Analysis does not cease when intelligence production begins; indeed, the two are interdependent. The foregoing overview of analytic pitfalls should caution intelligence managers and analysts that intelligence products should remain as free as possible from such errors of omission and commission, yet still be tailored to the specific needs of customers. Consistently reminding intelligence producers of the dangers and benefits of mindset may help them avoid errors and polish their analytic skills. In addition, managers may conduct post-production evaluation of intelligence products, using the biases and misperceptions listed above to identify strengths and weaknesses in individual analysts’ work, and to counsel them accordingly.

In government parlance, the term “finished” intelligence is reserved for products issued by analysts responsible for synthesizing all available sources of intelligence, resulting in a comprehensive assessment of an issue or situation, for use by senior analysts or decisionmakers.

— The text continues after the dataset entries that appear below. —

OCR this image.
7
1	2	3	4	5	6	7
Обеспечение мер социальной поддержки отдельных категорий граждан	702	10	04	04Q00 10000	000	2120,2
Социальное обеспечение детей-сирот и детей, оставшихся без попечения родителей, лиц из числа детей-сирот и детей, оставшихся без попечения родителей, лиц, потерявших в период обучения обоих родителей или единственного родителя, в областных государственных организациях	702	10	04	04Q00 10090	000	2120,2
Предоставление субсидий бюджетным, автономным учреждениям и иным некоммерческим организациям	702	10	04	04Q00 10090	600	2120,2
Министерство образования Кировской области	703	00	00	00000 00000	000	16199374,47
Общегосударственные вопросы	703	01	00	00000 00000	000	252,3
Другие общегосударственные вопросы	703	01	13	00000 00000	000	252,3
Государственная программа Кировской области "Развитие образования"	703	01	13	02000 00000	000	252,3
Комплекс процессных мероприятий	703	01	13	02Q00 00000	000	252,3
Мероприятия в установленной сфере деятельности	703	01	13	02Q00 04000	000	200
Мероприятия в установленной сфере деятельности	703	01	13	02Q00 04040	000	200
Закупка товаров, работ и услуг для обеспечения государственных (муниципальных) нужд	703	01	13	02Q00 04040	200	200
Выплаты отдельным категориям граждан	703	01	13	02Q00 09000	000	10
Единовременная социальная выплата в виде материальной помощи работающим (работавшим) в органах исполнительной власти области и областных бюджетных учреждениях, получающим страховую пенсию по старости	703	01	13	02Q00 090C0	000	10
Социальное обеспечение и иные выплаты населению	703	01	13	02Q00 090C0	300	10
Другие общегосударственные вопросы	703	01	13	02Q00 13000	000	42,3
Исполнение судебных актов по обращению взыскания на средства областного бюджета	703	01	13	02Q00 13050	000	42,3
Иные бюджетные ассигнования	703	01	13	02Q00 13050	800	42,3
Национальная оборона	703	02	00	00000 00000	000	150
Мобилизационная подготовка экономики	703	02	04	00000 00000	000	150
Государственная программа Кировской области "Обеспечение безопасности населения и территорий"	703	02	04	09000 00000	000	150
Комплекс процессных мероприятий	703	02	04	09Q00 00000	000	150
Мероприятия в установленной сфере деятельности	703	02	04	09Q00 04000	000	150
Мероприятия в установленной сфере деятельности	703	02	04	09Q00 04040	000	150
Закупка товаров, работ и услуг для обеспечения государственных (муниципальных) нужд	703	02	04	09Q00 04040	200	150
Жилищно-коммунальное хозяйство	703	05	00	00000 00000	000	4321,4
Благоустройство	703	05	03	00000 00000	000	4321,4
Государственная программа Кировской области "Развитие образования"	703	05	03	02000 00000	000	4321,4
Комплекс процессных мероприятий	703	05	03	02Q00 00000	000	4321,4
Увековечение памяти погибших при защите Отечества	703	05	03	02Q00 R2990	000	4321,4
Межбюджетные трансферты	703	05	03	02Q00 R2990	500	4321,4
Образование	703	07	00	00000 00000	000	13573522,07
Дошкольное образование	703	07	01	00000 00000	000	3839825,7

Knowing the customer enables the producer to generate intelligence that highlights the bottom line. Some customers are “big picture” thinkers, seeking a general overview of the issue, and guidance on the implications for their own position and responsibilities. An appropriate intelligence product for such a customer will be clear, concise, conclusive, and free of jargon or distracting detail.71 Conversely, some customers are detail-oriented, seeing themselves as the ultimate expert on the subject area. This type of customer needs highly detailed and specialized intelligence to supplement and amplify known information.

Whether it is produced within the government, or in the business setting, the basic nature of the intelligence product remains the same. The analyst creates a product to document ongoing research, give the customer an update on a current issue or situation, or provide an estimate of expected target activity. In general terms, the product’s function is to cover one or more subject areas, or to be used by the customer for a particular application.